Privacy Policy
Last Updated: June 18, 2026. This policy outlines how we handle and protect your information.
Secure Identity
Authentication and secure session synchronization managed using industry-leading Firebase technology.
Encrypted Storage
Your video scripts, project structure, edit revisions, and history are kept secure in Firestore.
1. Authentication & Session Security (Firebase Auth)
We utilize Firebase Authentication to verify your identity and protect access to your account. When you sign up or log in, your authentication state is synchronized with our server using a secure session token. This session token is stored in an HTTP-only, secure cookie named __session, which is required for our middleware to perform secure session verification on the server side.
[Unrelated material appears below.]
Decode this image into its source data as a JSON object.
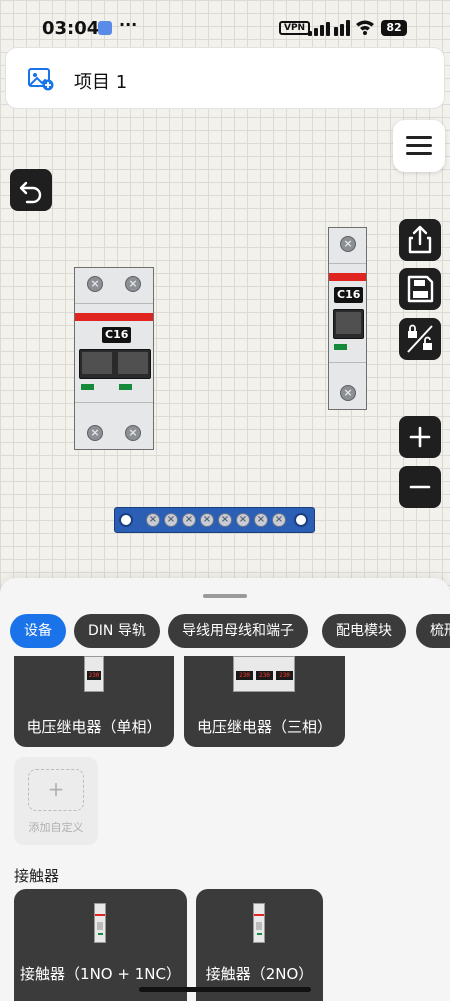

2. Data Storage & Management (Google Firestore)
All user data created within the editor is stored securely in Google Cloud Firestore. This includes:
- User profile properties (email, metadata, settings).
- Project records, including script text files, analysis reports, and pacing segments.
- Script revisions history and rewrites created through our editor.
Your data is secured by custom firestore security rules ensuring that only you, the authenticated author, can access or write to your project collections.
3. Rate Limiting & Abuse Prevention (Upstash)
To protect the availability of our artificial intelligence features and deter malicious actions, we enforce strict, IP-based rate limiting using Upstash Redis. We track the number of calls to our Gemini rewrite and analysis API endpoints using hashed IP addresses. Additionally, to protect against denial of service during resource-heavy operations, we rate-limit account deletion initiation requests.
4. Artificial Intelligence Processing (Google Gemini LLM)
When you submit a video script for pacing analysis or request section rewrites, the content of your script is transmitted to the Google Gemini LLM API. The text is processed transiently to output pacing analysis and revision suggestions. We do not use your script data to train underlying models, nor is your proprietary script text retained permanently by the AI processor.
5. Permanent Data Deletion Policy
We believe you should have absolute control over your digital footprint. If you decide to delete your account, we perform a complete cascade deletion. This wipes out all of your projects, revisions, history, saved audits, and your user profile. More details on this and instructions on how to initiate it can be found on our Data Deletion page.
6. Cookie Usage & Local Settings
We limit cookie usage to essential mechanisms. They are described below:
An HTTP-only secure cookie containing your Firebase Auth token, required to verify your session in middleware for protected routes. Expires in accordance with session parameters (max 5 days).
Stores your visual style preference (light or dark mode) locally in your browser.